- Based on: "Just Like the Ones We Used to Know" by Connie Willis
- Written by: Rodney Vaccaro
- Directed by: Peter Werner
- Starring: Julie Ann Emery Jennifer Esposito Camryn Manheim Poppy Montgomery Jason Priestley Mary Tyler Moore
- Music by: Ernest Troost
- Country of origin: United States
- Original language: English

Production
- Executive producers: Ragna Nervik Mark Wolper
- Producers: Gideon Amir Robert J. Wilson
- Cinematography: Kees Van Oostrum
- Editor: Scott Vickrey
- Running time: 100 minutes
- Production companies: The Wolper Organization Warner Bros. Television

Original release
- Network: CBS
- Release: November 20, 2005

= Snow Wonder =

2005 television film by Peter Werner

Snow Wonder is a 2005 American made-for-television drama film adapted from a Connie Willis short story.

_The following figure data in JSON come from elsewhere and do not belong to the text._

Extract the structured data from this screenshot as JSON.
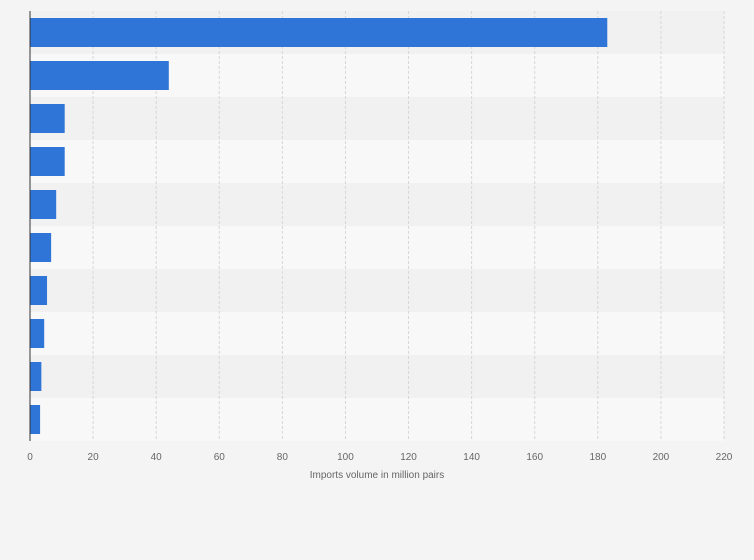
{
  "chart_data": {
    "type": "bar",
    "orientation": "horizontal",
    "categories": [
      "",
      "",
      "",
      "",
      "",
      "",
      "",
      "",
      "",
      ""
    ],
    "values": [
      183,
      44,
      11,
      11,
      8.3,
      6.7,
      5.4,
      4.5,
      3.6,
      3.2
    ],
    "title": "",
    "xlabel": "Imports volume in million pairs",
    "ylabel": "",
    "xlim": [
      0,
      220
    ],
    "xticks": [
      0,
      20,
      40,
      60,
      80,
      100,
      120,
      140,
      160,
      180,
      200,
      220
    ],
    "grid": "vertical dashed",
    "legend": "none",
    "colors": {
      "bar": "#2f75d8",
      "band_light": "#f8f8f8",
      "band_dark": "#f1f1f1",
      "grid": "#d6d6d6",
      "axis": "#333333",
      "tick_text": "#666666"
    }
  }
}
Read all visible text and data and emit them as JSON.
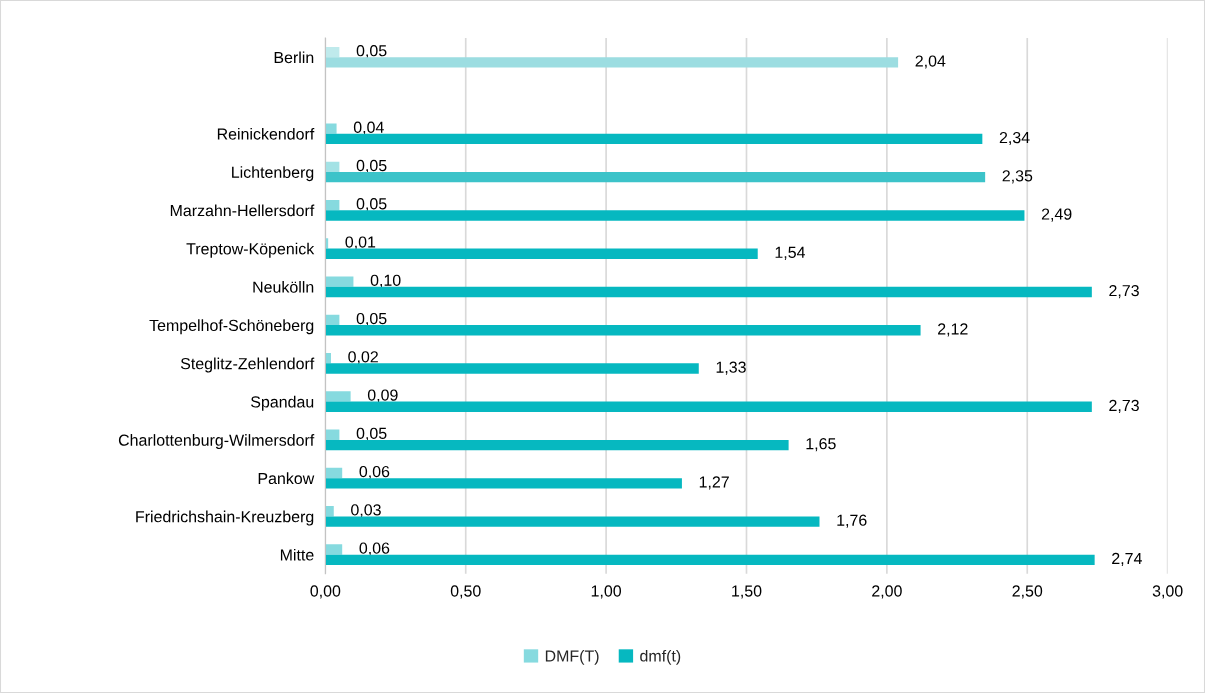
{
  "chart_data": {
    "type": "bar",
    "orientation": "horizontal",
    "categories": [
      "Berlin",
      null,
      "Reinickendorf",
      "Lichtenberg",
      "Marzahn-Hellersdorf",
      "Treptow-Köpenick",
      "Neukölln",
      "Tempelhof-Schöneberg",
      "Steglitz-Zehlendorf",
      "Spandau",
      "Charlottenburg-Wilmersdorf",
      "Pankow",
      "Friedrichshain-Kreuzberg",
      "Mitte"
    ],
    "series": [
      {
        "name": "DMF(T)",
        "color": "#86dadf",
        "colors": [
          "#bfeaec",
          null,
          "#86dadf",
          "#a3e2e5",
          "#86dadf",
          "#86dadf",
          "#86dadf",
          "#86dadf",
          "#86dadf",
          "#86dadf",
          "#86dadf",
          "#86dadf",
          "#86dadf",
          "#86dadf"
        ],
        "values": [
          0.05,
          null,
          0.04,
          0.05,
          0.05,
          0.01,
          0.1,
          0.05,
          0.02,
          0.09,
          0.05,
          0.06,
          0.03,
          0.06
        ],
        "value_labels": [
          "0,05",
          null,
          "0,04",
          "0,05",
          "0,05",
          "0,01",
          "0,10",
          "0,05",
          "0,02",
          "0,09",
          "0,05",
          "0,06",
          "0,03",
          "0,06"
        ]
      },
      {
        "name": "dmf(t)",
        "color": "#06b8c0",
        "colors": [
          "#9cdde1",
          null,
          "#06b8c0",
          "#3cc3c9",
          "#06b8c0",
          "#06b8c0",
          "#06b8c0",
          "#06b8c0",
          "#06b8c0",
          "#06b8c0",
          "#06b8c0",
          "#06b8c0",
          "#06b8c0",
          "#06b8c0"
        ],
        "values": [
          2.04,
          null,
          2.34,
          2.35,
          2.49,
          1.54,
          2.73,
          2.12,
          1.33,
          2.73,
          1.65,
          1.27,
          1.76,
          2.74
        ],
        "value_labels": [
          "2,04",
          null,
          "2,34",
          "2,35",
          "2,49",
          "1,54",
          "2,73",
          "2,12",
          "1,33",
          "2,73",
          "1,65",
          "1,27",
          "1,76",
          "2,74"
        ]
      }
    ],
    "xlim": [
      0,
      3
    ],
    "xticks": [
      {
        "value": 0,
        "label": "0,00"
      },
      {
        "value": 0.5,
        "label": "0,50"
      },
      {
        "value": 1,
        "label": "1,00"
      },
      {
        "value": 1.5,
        "label": "1,50"
      },
      {
        "value": 2,
        "label": "2,00"
      },
      {
        "value": 2.5,
        "label": "2,50"
      },
      {
        "value": 3,
        "label": "3,00"
      }
    ],
    "grid": "x",
    "legend": "bottom"
  }
}
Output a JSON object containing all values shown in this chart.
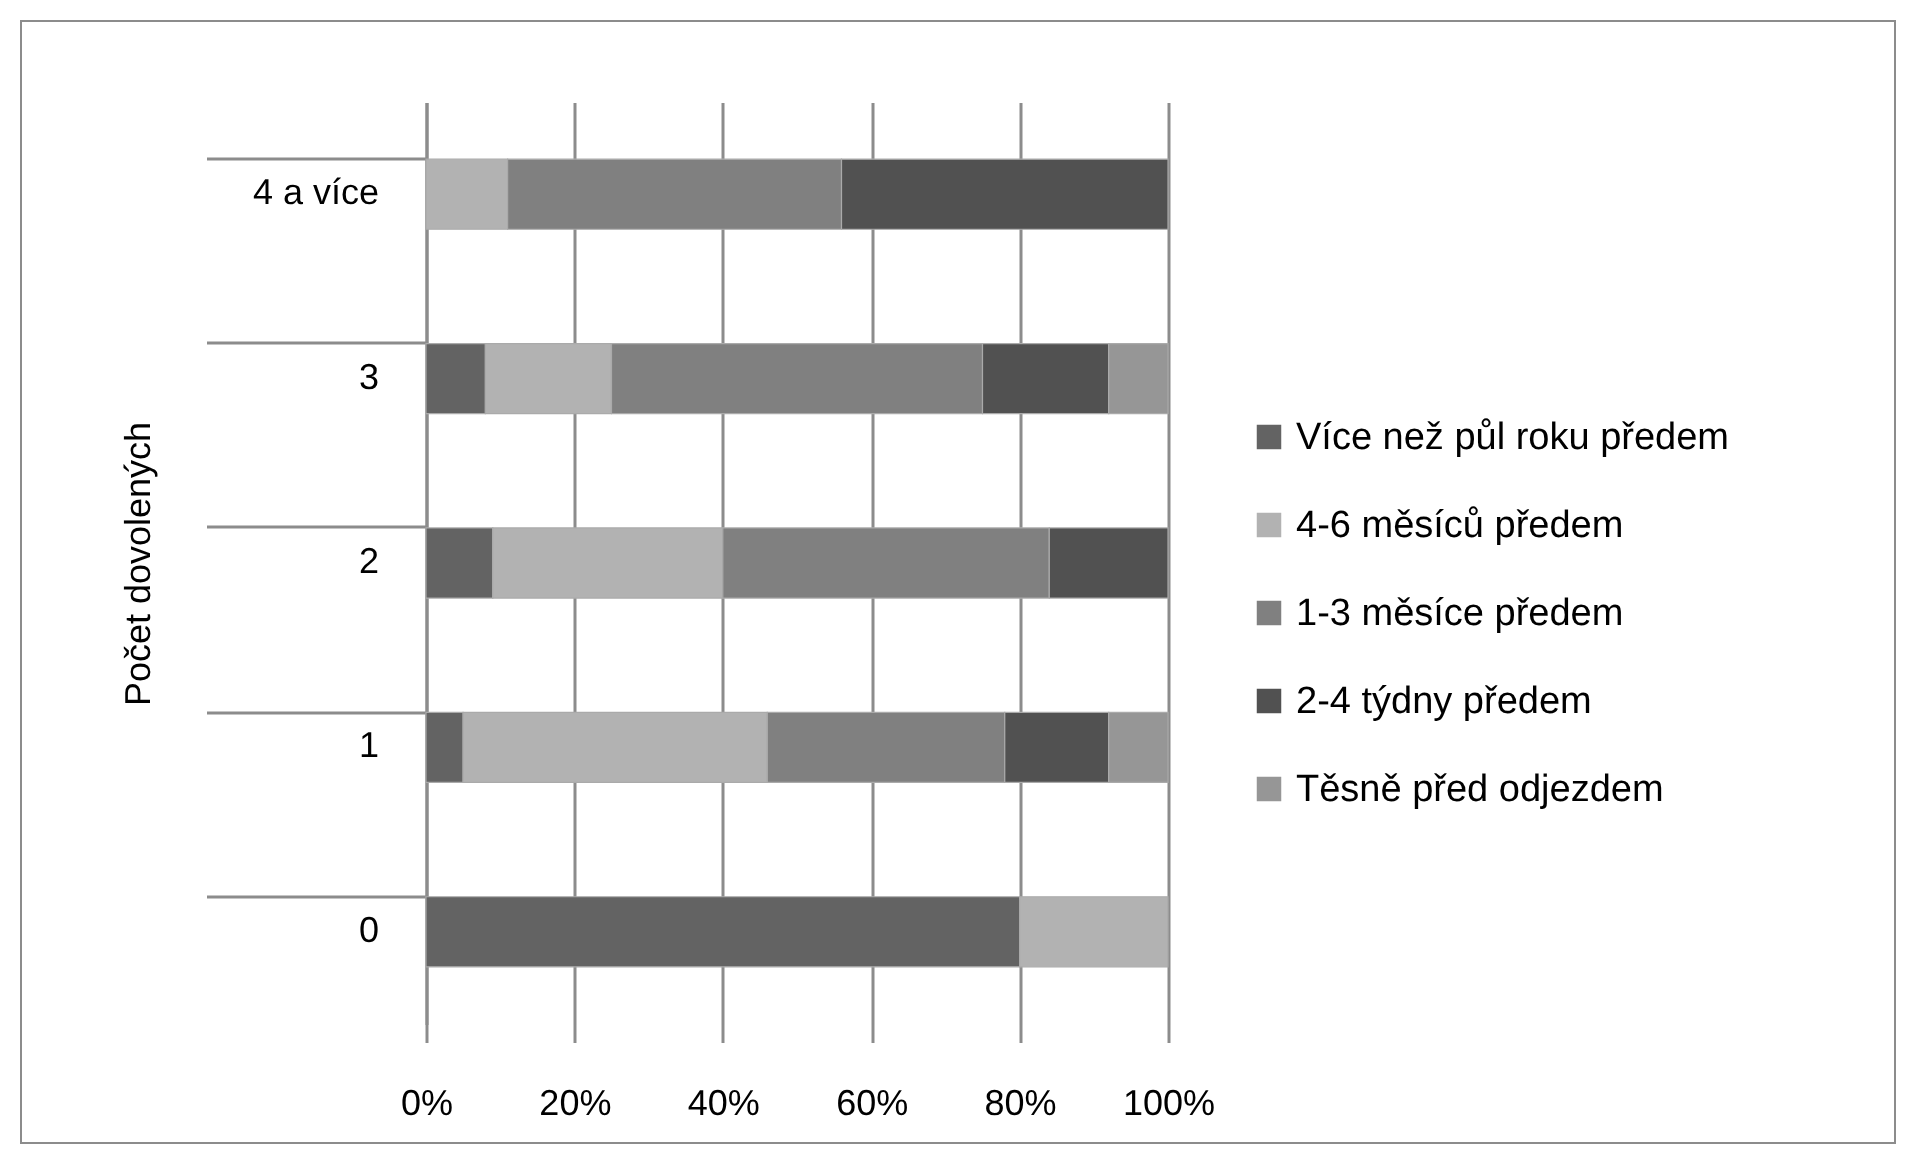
{
  "chart_data": {
    "type": "bar",
    "orientation": "horizontal",
    "stacked": true,
    "ylabel": "Počet dovolených",
    "categories": [
      "4 a více",
      "3",
      "2",
      "1",
      "0"
    ],
    "series": [
      {
        "name": "Více než půl roku předem",
        "color": "#636363",
        "values": [
          null,
          8,
          9,
          5,
          80
        ]
      },
      {
        "name": "4-6 měsíců předem",
        "color": "#b2b2b2",
        "values": [
          11,
          17,
          31,
          41,
          20
        ]
      },
      {
        "name": "1-3 měsíce předem",
        "color": "#808080",
        "values": [
          45,
          50,
          44,
          32,
          null
        ]
      },
      {
        "name": "2-4 týdny předem",
        "color": "#515151",
        "values": [
          44,
          17,
          16,
          14,
          null
        ]
      },
      {
        "name": "Těsně před odjezdem",
        "color": "#969696",
        "values": [
          null,
          8,
          null,
          8,
          null
        ]
      }
    ],
    "xlim": [
      0,
      100
    ],
    "xticks": [
      {
        "value": 0,
        "label": "0%"
      },
      {
        "value": 20,
        "label": "20%"
      },
      {
        "value": 40,
        "label": "40%"
      },
      {
        "value": 60,
        "label": "60%"
      },
      {
        "value": 80,
        "label": "80%"
      },
      {
        "value": 100,
        "label": "100%"
      }
    ],
    "grid": "x",
    "legend": "right"
  }
}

The film starred Michelle Krusiec, Camryn Manheim, Mary Tyler Moore, Jason Priestley, Josh Randall, and Eric Szmanda, and was produced by The Wolper Organization. It originally aired November 20, 2005, on CBS.

== Plot ==
A freak snowstorm covers the entire world on Christmas Eve, changing the lives of five characters.

== Cast ==
- Julie Ann Emery as Stacey
- Jennifer Esposito as Pilar
- Camryn Manheim as Bev
- Poppy Montgomery as Paula
- Jason Priestley as Warren
- Josh Randall as Billy
- David Sutcliffe as Jim
- Eric Szmanda as Luke
- Mary Tyler Moore as Aunt Lula
- Michelle Krusiec as Joey
- Vince Vieluf as Mario
- Hunter Clary as Miguel

== Critical reception ==
Writing for Variety, critic Brian Lowry called the film "schmaltz" and "a sprawling mishmash of holiday stories", but said that the film "flits between them amiably enough".